2
votes

I want to build a microservices architecture. It's supposed to have 13 microservices and 3 clients (2 web and 1 mobile).

In our scenario we have:

  • Employees: Access to specific and shared services and their credentials are stored in Active Directory;
  • Administrators: They are employees with full access. They have specific and shared services and their credentials are stored in Active Directory;
  • Customers: Access to specific and shared services and their credentials are stored in the Identity microservice.

We're going to have an API Gateway.

Every request is handled by API Gateway which should (or invoke the responsible for) check if the token of the request is valid, identify if it is a customer, employee or admin and check if this user has permission to access request API/microservice.

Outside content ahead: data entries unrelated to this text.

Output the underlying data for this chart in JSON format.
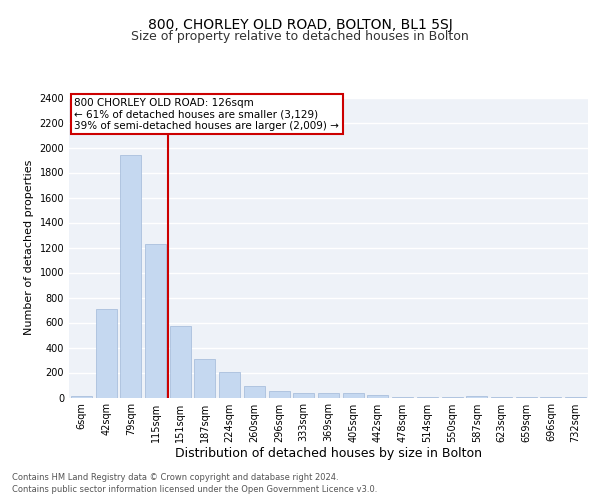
{
  "title": "800, CHORLEY OLD ROAD, BOLTON, BL1 5SJ",
  "subtitle": "Size of property relative to detached houses in Bolton",
  "xlabel": "Distribution of detached houses by size in Bolton",
  "ylabel": "Number of detached properties",
  "categories": [
    "6sqm",
    "42sqm",
    "79sqm",
    "115sqm",
    "151sqm",
    "187sqm",
    "224sqm",
    "260sqm",
    "296sqm",
    "333sqm",
    "369sqm",
    "405sqm",
    "442sqm",
    "478sqm",
    "514sqm",
    "550sqm",
    "587sqm",
    "623sqm",
    "659sqm",
    "696sqm",
    "732sqm"
  ],
  "values": [
    15,
    710,
    1940,
    1230,
    575,
    310,
    205,
    90,
    55,
    35,
    35,
    40,
    20,
    5,
    5,
    3,
    15,
    2,
    2,
    2,
    2
  ],
  "bar_color": "#c5d8f0",
  "bar_edge_color": "#a0b8d8",
  "ylim": [
    0,
    2400
  ],
  "yticks": [
    0,
    200,
    400,
    600,
    800,
    1000,
    1200,
    1400,
    1600,
    1800,
    2000,
    2200,
    2400
  ],
  "property_line_x": 3.5,
  "annotation_title": "800 CHORLEY OLD ROAD: 126sqm",
  "annotation_line1": "← 61% of detached houses are smaller (3,129)",
  "annotation_line2": "39% of semi-detached houses are larger (2,009) →",
  "footer_line1": "Contains HM Land Registry data © Crown copyright and database right 2024.",
  "footer_line2": "Contains public sector information licensed under the Open Government Licence v3.0.",
  "background_color": "#eef2f8",
  "grid_color": "#ffffff",
  "title_fontsize": 10,
  "subtitle_fontsize": 9,
  "xlabel_fontsize": 9,
  "ylabel_fontsize": 8,
  "tick_fontsize": 7,
  "annot_fontsize": 7.5,
  "footer_fontsize": 6
}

I have some misconceptions about this solution, so I'd appreciate some help for:

  • What are API Gateway responsibilities?
  • What are Identity microservice responsibilities?
  • How to manage to define which APIs/microservices can an employee, a customer and an admin can access or not?
  • How to identify if given user is a customer, an employee or an admin?
1

1 Answers

2
votes

What are API Gateway responsibilities?

API gateway could be understood as one service that sits in front of all other services and let you expose these services to the client. In doing so it allowing all the traffic to pass through itself and it can, therefore, do lot many things like

  • Security
  • Logging
  • Routing
  • Versioning
  • Transforming

You have an incoming request with headers and you need to pass it along to downstream service that will actually be processing the request. API gateway can do pretty much everything in between like those mentioned above.

What are Identity microservice responsibilities?

Identity is the set of data that help you identify the user uniquely. In your case, you have Active Directory which has identity information of all your employees. Similarly, you can keep information about the customer is one such service. Identity should be solely responsible for the basic demographic info of the user that helps you identify him. Alongside this, such a service may need to provide for the security around using the identity.

Identity can have roles and the services when communicating with each other need to pass along the information that tells the downstream service about the identity and some means by which this service can verify the identity information being passed.

This is where OAuth comes into play, and if you add identity, identity provider and authorization you get something called OIDC or OpenID Connect

With this, you should be able to define roles for each of your identities and then let the individual service decide what a particular identity with a particular role can do or cannot do.

How to identify if given user is a customer, an employee or an admin?

Well, you can use the role to identify (if you can add roles to your identities) or just let your identity service answer this for you. Pass the userId and let the service tell you what kind of user it is based on where this user data was sourced. It is little difficult to answer this unless I have more insight.